Everything they do there is a k street lobby.

For every $250 in hand outs to the needy- there is at least $2500 to some other entity as a hand out.
 
Suprise, Romney is a big fan of Obamacare style healthcare. He takes it a compliment that he is called the grandfather of Obamacare...
http://thenewamerican.com/usnews/he...ment”-to-be-called-“grandfather-of-obamacare”

It is fun to watch what is going on in Massachusets since Romney started his earlier version:
'Moreover, this would not, as Romney suggested, “keep the cost of healthcare from going through the roof” or prevent the government from dictating “what kind of care you can receive.” RomneyCare has done the exact opposite for Massachusetts residents. Per capita health spending in the Bay State is now 27 percent higher than the national average, and insurance premiums are double the national average. Costs have gotten so far out of hand that the state recently imposed price controls on healthcare providers; and to enforce these price controls the legislature created an independent state agency — “a board that tells you what kind of care you can receive.”'

I wonder what will happen once the federal version goes into full swing?
:noevil:
 
Let me speak from the regard of welfare to the poor.
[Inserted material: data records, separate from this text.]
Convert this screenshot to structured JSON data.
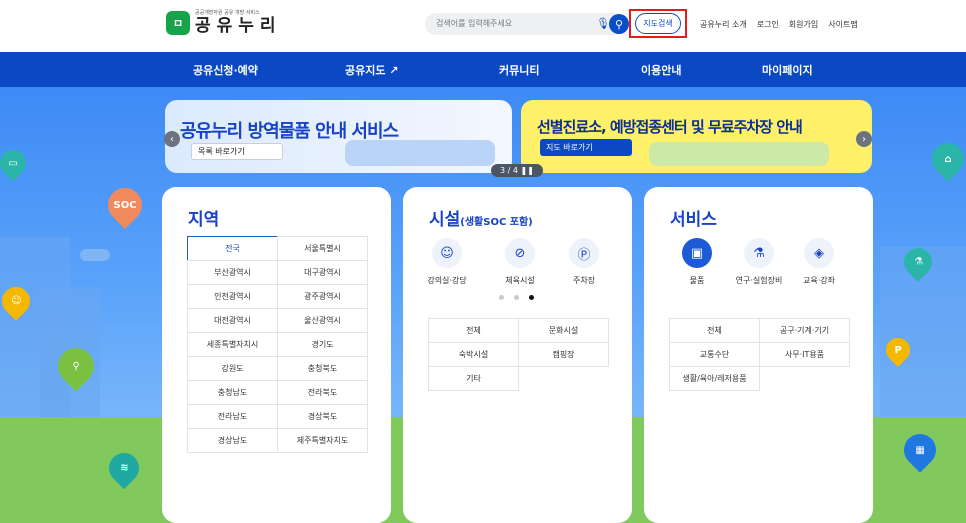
{
  "header": {
    "logo_mark": "ㅁ",
    "logo_subtitle": "공공개방자원 공유 개방 서비스",
    "logo_title": "공유누리",
    "search_placeholder": "검색어를 입력해주세요",
    "map_search_label": "지도검색",
    "util_links": [
      "공유누리 소개",
      "로그인",
      "회원가입",
      "사이트맵"
    ]
  },
  "nav": {
    "items": [
      "공유신청·예약",
      "공유지도 ↗",
      "커뮤니티",
      "이용안내",
      "마이페이지"
    ]
  },
  "banners": [
    {
      "title": "공유누리 방역물품 안내 서비스",
      "button": "목록 바로가기"
    },
    {
      "title": "선별진료소, 예방접종센터 및 무료주차장 안내",
      "button": "지도 바로가기"
    }
  ],
  "pager": {
    "text": "3 / 4  ❚❚"
  },
  "region": {
    "title": "지역",
    "items": [
      "전국",
      "서울특별시",
      "부산광역시",
      "대구광역시",
      "인천광역시",
      "광주광역시",
      "대전광역시",
      "울산광역시",
      "세종특별자치시",
      "경기도",
      "강원도",
      "충청북도",
      "충청남도",
      "전라북도",
      "전라남도",
      "경상북도",
      "경상남도",
      "제주특별자치도"
    ],
    "active": "전국"
  },
  "facility": {
    "title": "시설",
    "title_note": "(생활SOC 포함)",
    "icons": [
      {
        "label": "강의실·강당",
        "icon": "lecture-icon"
      },
      {
        "label": "체육시설",
        "icon": "sports-icon"
      },
      {
        "label": "주차장",
        "icon": "parking-icon"
      }
    ],
    "categories": [
      "전체",
      "문화시설",
      "숙박시설",
      "캠핑장",
      "기타"
    ]
  },
  "service": {
    "title": "서비스",
    "icons": [
      {
        "label": "물품",
        "icon": "gift-icon"
      },
      {
        "label": "연구·실험장비",
        "icon": "microscope-icon"
      },
      {
        "label": "교육·강좌",
        "icon": "graduation-cap-icon"
      }
    ],
    "categories": [
      "전체",
      "공구·기계·기기",
      "교통수단",
      "사무·IT용품",
      "생활/육아/레저용품"
    ]
  },
  "colors": {
    "primary": "#0b49c4",
    "highlight": "#e11d1d",
    "banner2": "#fff06a"
  }
}
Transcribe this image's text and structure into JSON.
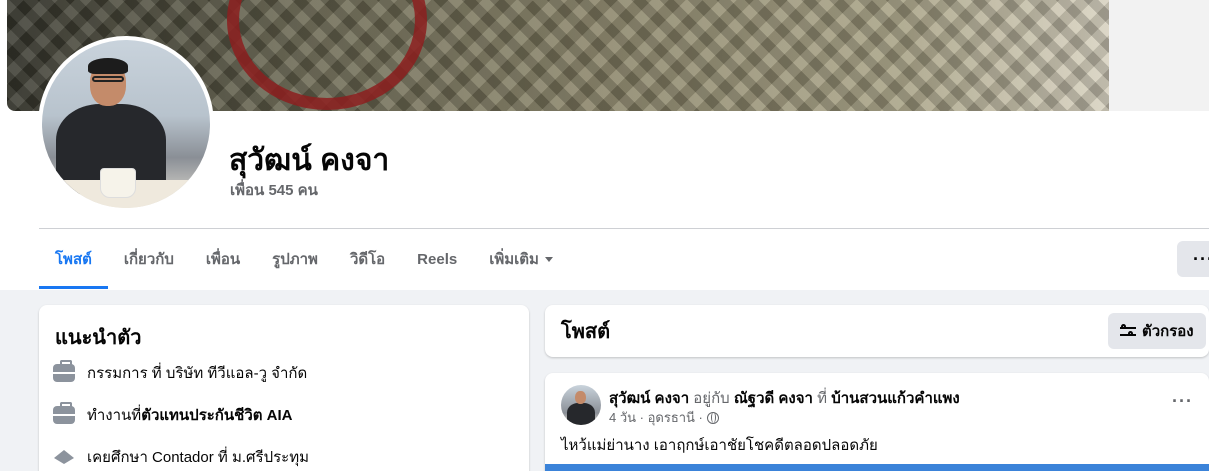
{
  "profile": {
    "name": "สุวัฒน์ คงจา",
    "friends": "เพื่อน 545 คน"
  },
  "tabs": [
    {
      "label": "โพสต์",
      "active": true
    },
    {
      "label": "เกี่ยวกับ",
      "active": false
    },
    {
      "label": "เพื่อน",
      "active": false
    },
    {
      "label": "รูปภาพ",
      "active": false
    },
    {
      "label": "วิดีโอ",
      "active": false
    },
    {
      "label": "Reels",
      "active": false
    },
    {
      "label": "เพิ่มเติม",
      "active": false
    }
  ],
  "more_button": "···",
  "intro": {
    "title": "แนะนำตัว",
    "items": [
      {
        "icon": "briefcase-icon",
        "prefix": "กรรมการ ที่ บริษัท ทีวีแอล-วู จำกัด",
        "bold": ""
      },
      {
        "icon": "briefcase-icon",
        "prefix": "ทำงานที่ ",
        "bold": "ตัวแทนประกันชีวิต AIA"
      },
      {
        "icon": "graduation-cap-icon",
        "prefix": "เคยศึกษา Contador ที่ ม.ศรีประทุม",
        "bold": ""
      }
    ]
  },
  "posts_header": {
    "title": "โพสต์",
    "filter_label": "ตัวกรอง"
  },
  "post": {
    "author": "สุวัฒน์ คงจา",
    "with_text": " อยู่กับ ",
    "with_name": "ณัฐวดี คงจา",
    "at_text": " ที่ ",
    "place": "บ้านสวนแก้วคำแพง",
    "time": "4 วัน · อุดรธานี ·",
    "dots": "···",
    "text": "ไหว้แม่ย่านาง เอาฤกษ์เอาชัยโชคดีตลอดปลอดภัย"
  },
  "colors": {
    "accent": "#1877f2",
    "muted": "#65676b",
    "background": "#f0f2f5"
  }
}
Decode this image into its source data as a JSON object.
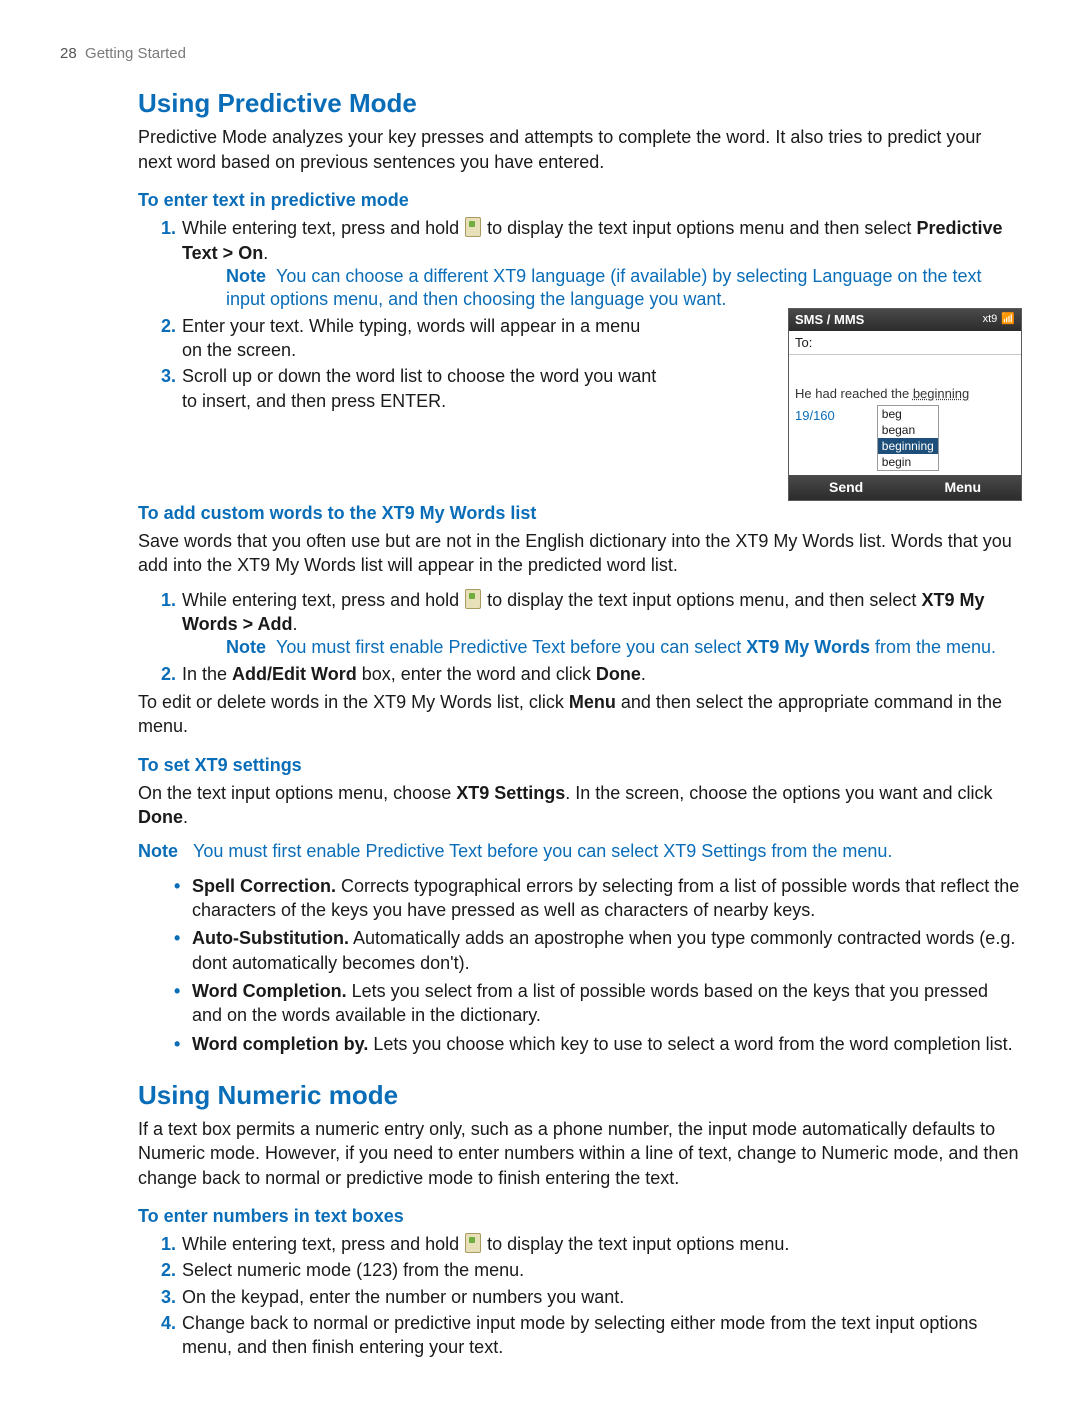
{
  "header": {
    "page_number": "28",
    "section": "Getting Started"
  },
  "sec1": {
    "title": "Using Predictive Mode",
    "intro": "Predictive Mode analyzes your key presses and attempts to complete the word. It also tries to predict your next word based on previous sentences you have entered."
  },
  "sub1": {
    "title": "To enter text in predictive mode",
    "step1_a": "While entering text, press and hold ",
    "step1_b": " to display the text input options menu and then select ",
    "step1_bold": "Predictive Text > On",
    "step1_c": ".",
    "note_label": "Note",
    "note": "You can choose a different XT9 language (if available) by selecting Language on the text input options menu, and then choosing the language you want.",
    "step2": "Enter your text. While typing, words will appear in a menu on the screen.",
    "step3": "Scroll up or down the word list to choose the word you want to insert, and then press ENTER."
  },
  "phone": {
    "title": "SMS / MMS",
    "status": "xt9",
    "to_label": "To:",
    "typed_a": "He had reached the ",
    "typed_b": "beginning",
    "counter": "19/160",
    "pred1": "beg",
    "pred2": "began",
    "pred3": "beginning",
    "pred4": "begin",
    "soft_left": "Send",
    "soft_right": "Menu"
  },
  "sub2": {
    "title": "To add custom words to the XT9 My Words list",
    "intro": "Save words that you often use but are not in the English dictionary into the XT9 My Words list. Words that you add into the XT9 My Words list will appear in the predicted word list.",
    "step1_a": "While entering text, press and hold ",
    "step1_b": " to display the text input options menu, and then select ",
    "step1_bold": "XT9 My Words > Add",
    "step1_c": ".",
    "note_label": "Note",
    "note_a": "You must first enable Predictive Text before you can select ",
    "note_bold": "XT9 My Words",
    "note_b": " from the menu.",
    "step2_a": "In the ",
    "step2_bold1": "Add/Edit Word",
    "step2_b": " box, enter the word and click ",
    "step2_bold2": "Done",
    "step2_c": ".",
    "tail_a": "To edit or delete words in the XT9 My Words list, click ",
    "tail_bold": "Menu",
    "tail_b": " and then select the appropriate command in the menu."
  },
  "sub3": {
    "title": "To set XT9 settings",
    "intro_a": "On the text input options menu, choose ",
    "intro_bold1": "XT9 Settings",
    "intro_b": ". In the screen, choose the options you want and click ",
    "intro_bold2": "Done",
    "intro_c": ".",
    "note_label": "Note",
    "note": "You must first enable Predictive Text before you can select XT9 Settings from the menu.",
    "b1_t": "Spell Correction.",
    "b1": " Corrects typographical errors by selecting from a list of possible words that reflect the characters of the keys you have pressed as well as characters of nearby keys.",
    "b2_t": "Auto-Substitution.",
    "b2": " Automatically adds an apostrophe when you type commonly contracted words (e.g. dont automatically becomes don't).",
    "b3_t": "Word Completion.",
    "b3": " Lets you select from a list of possible words based on the keys that you pressed and on the words available in the dictionary.",
    "b4_t": "Word completion by.",
    "b4": " Lets you choose which key to use to select a word from the word completion list."
  },
  "sec2": {
    "title": "Using Numeric mode",
    "intro": "If a text box permits a numeric entry only, such as a phone number, the input mode automatically defaults to Numeric mode. However, if you need to enter numbers within a line of text, change to Numeric mode, and then change back to normal or predictive mode to finish entering the text."
  },
  "sub4": {
    "title": "To enter numbers in text boxes",
    "step1_a": "While entering text, press and hold ",
    "step1_b": " to display the text input options menu.",
    "step2": "Select numeric mode (123) from the menu.",
    "step3": "On the keypad, enter the number or numbers you want.",
    "step4": "Change back to normal or predictive input mode by selecting either mode from the text input options menu, and then finish entering your text."
  },
  "markers": {
    "m1": "1.",
    "m2": "2.",
    "m3": "3.",
    "m4": "4."
  }
}
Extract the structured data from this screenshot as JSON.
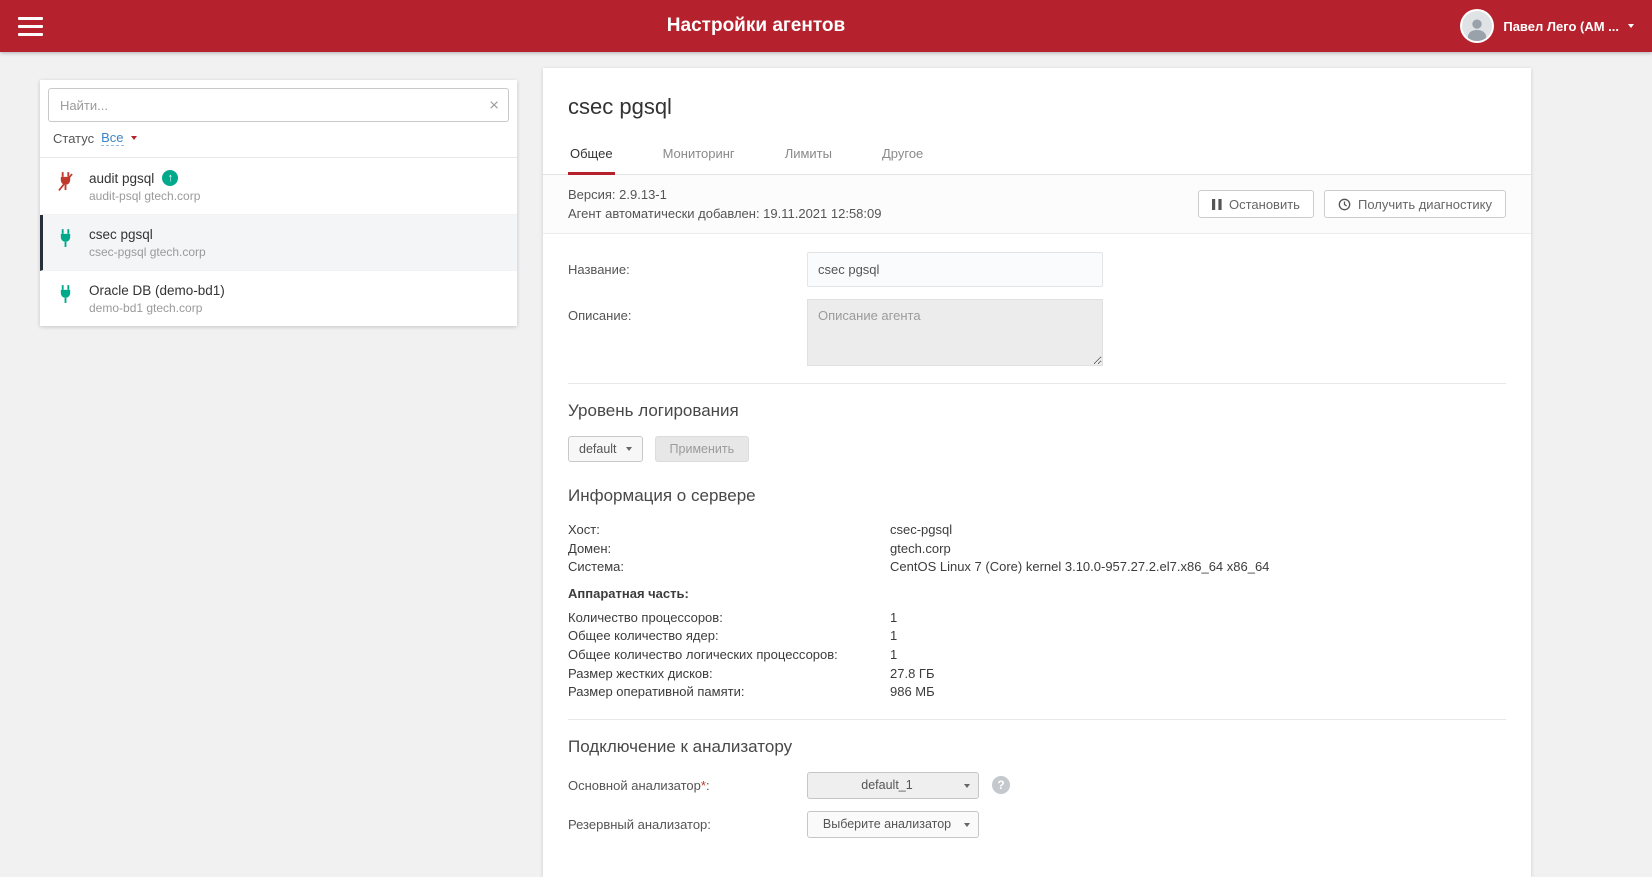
{
  "header": {
    "title": "Настройки агентов",
    "user_name": "Павел Лего (АМ ..."
  },
  "icons": {
    "clear": "×",
    "help": "?",
    "update_arrow": "↑"
  },
  "sidebar": {
    "search_placeholder": "Найти...",
    "status_label": "Статус",
    "status_value": "Все",
    "agents": [
      {
        "name": "audit pgsql",
        "subtitle": "audit-psql gtech.corp",
        "status": "disconnected",
        "has_update": true,
        "selected": false
      },
      {
        "name": "csec pgsql",
        "subtitle": "csec-pgsql gtech.corp",
        "status": "connected",
        "has_update": false,
        "selected": true
      },
      {
        "name": "Oracle DB (demo-bd1)",
        "subtitle": "demo-bd1 gtech.corp",
        "status": "connected",
        "has_update": false,
        "selected": false
      }
    ]
  },
  "main": {
    "title": "csec pgsql",
    "tabs": [
      {
        "label": "Общее",
        "active": true
      },
      {
        "label": "Мониторинг",
        "active": false
      },
      {
        "label": "Лимиты",
        "active": false
      },
      {
        "label": "Другое",
        "active": false
      }
    ],
    "meta": {
      "version_line": "Версия: 2.9.13-1",
      "added_line": "Агент автоматически добавлен: 19.11.2021 12:58:09",
      "stop_button": "Остановить",
      "diagnostics_button": "Получить диагностику"
    },
    "form": {
      "name_label": "Название:",
      "name_value": "csec pgsql",
      "description_label": "Описание:",
      "description_placeholder": "Описание агента"
    },
    "logging": {
      "title": "Уровень логирования",
      "level_value": "default",
      "apply_button": "Применить"
    },
    "server_info": {
      "title": "Информация о сервере",
      "rows": [
        {
          "label": "Хост:",
          "value": "csec-pgsql"
        },
        {
          "label": "Домен:",
          "value": "gtech.corp"
        },
        {
          "label": "Система:",
          "value": "CentOS Linux 7 (Core) kernel 3.10.0-957.27.2.el7.x86_64 x86_64"
        }
      ],
      "hardware_title": "Аппаратная часть:",
      "hardware_rows": [
        {
          "label": "Количество процессоров:",
          "value": "1"
        },
        {
          "label": "Общее количество ядер:",
          "value": "1"
        },
        {
          "label": "Общее количество логических процессоров:",
          "value": "1"
        },
        {
          "label": "Размер жестких дисков:",
          "value": "27.8 ГБ"
        },
        {
          "label": "Размер оперативной памяти:",
          "value": "986 МБ"
        }
      ]
    },
    "analyzer": {
      "title": "Подключение к анализатору",
      "primary_label": "Основной анализатор",
      "required_mark": "*",
      "colon": ":",
      "primary_value": "default_1",
      "backup_label": "Резервный анализатор:",
      "backup_placeholder": "Выберите анализатор"
    }
  }
}
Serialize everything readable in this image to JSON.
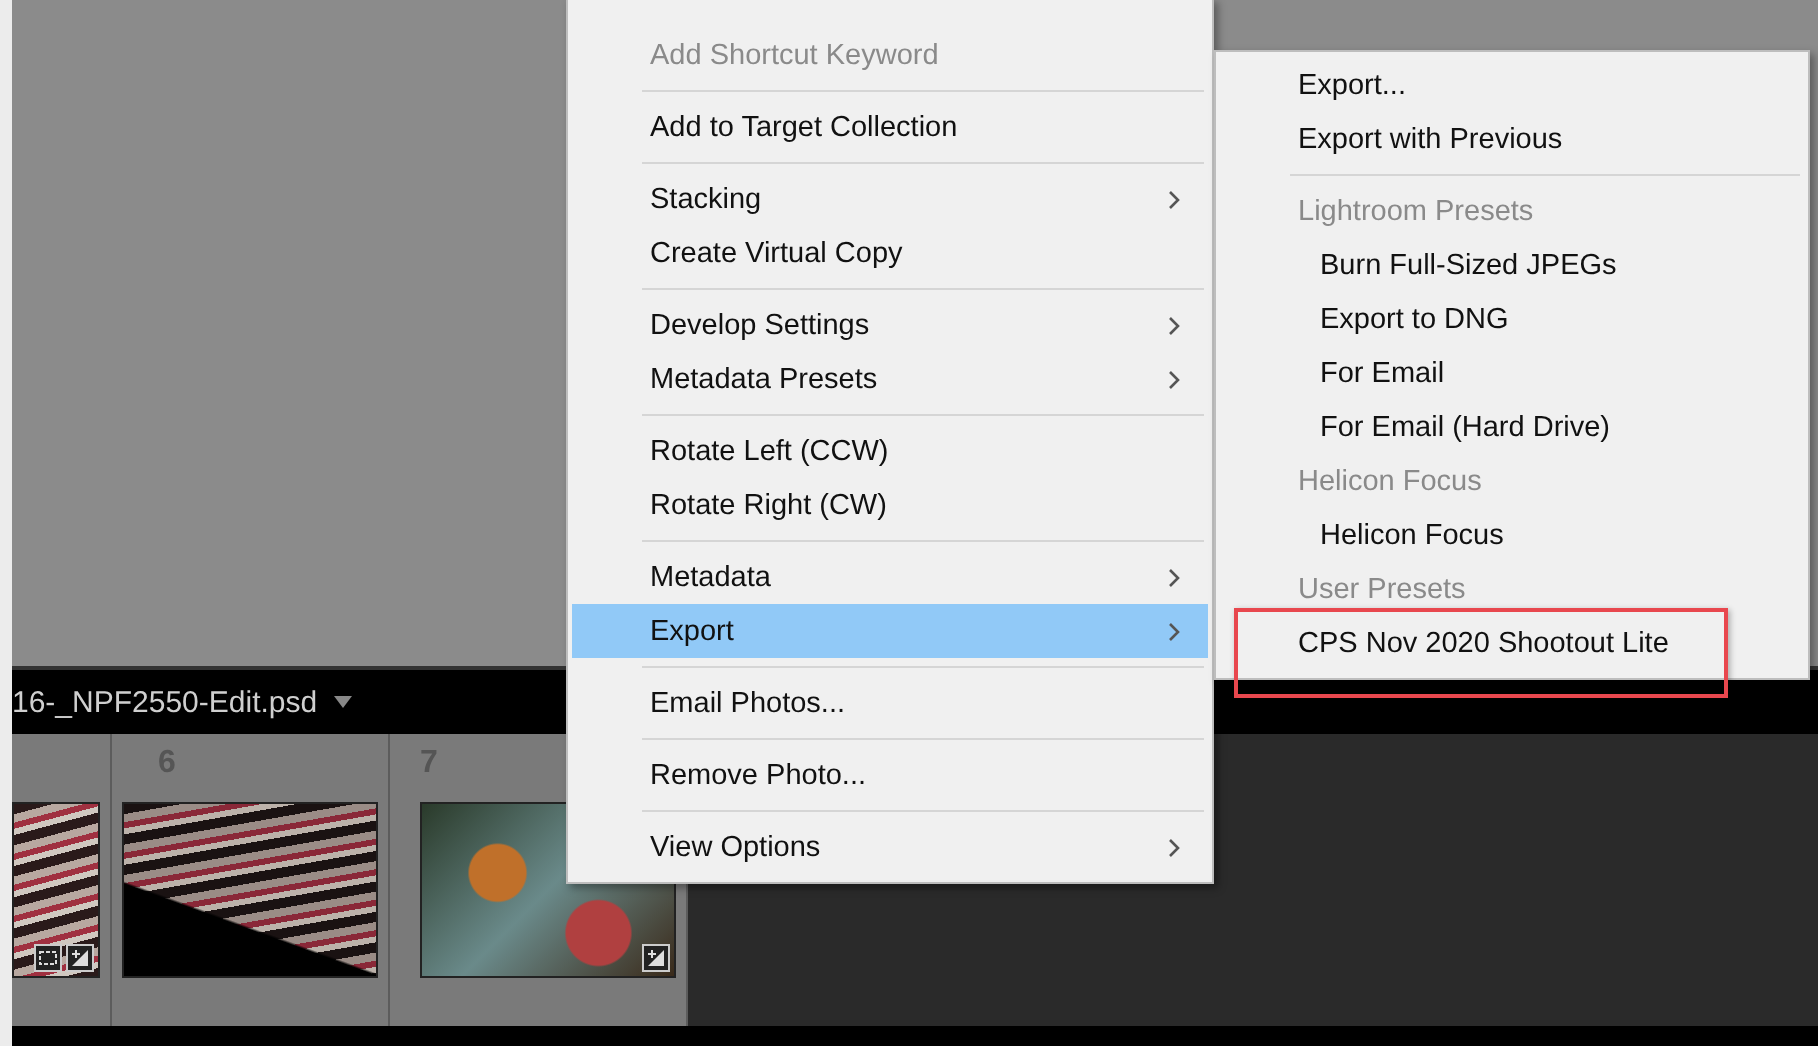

Austerity to the poor is no acceptable to me. When compared to hand outs to big corporations, subsidies, war contracts, in short welfare for the rich will not be cut.. and that chunk of change is much bigger then the chunk that goes to the needy. Lets take TARP- Seniors got $250, banks got more then $250- who is the leach?

If it were up to me I would appeal Obama care. Understand tho- our business model is to sell the most pills/etc at the highest possible price- our food supply aids this. The whole model is to KEEP people sick- thus it can never be fixed.

Everything they do there is a k street lobby.

For every $250 in hand outs to the needy- there is at least $2500 to some other entity as a hand out.

Penn, its relative. In the house two doors down from me, there are ten people on food stamps. My wifes friend is their case worker. They get 4000 dollars a month; not one person weights less than 300 pounds. They get ssi because they are too fat to work. The house is a section 8 house, and they rent rooms out also, for extra income, in addition to selling their stamps (EBT card actually). So yeah, we can certainly cut benefits for the "poor". Agree that the corporate welfare is worse, though.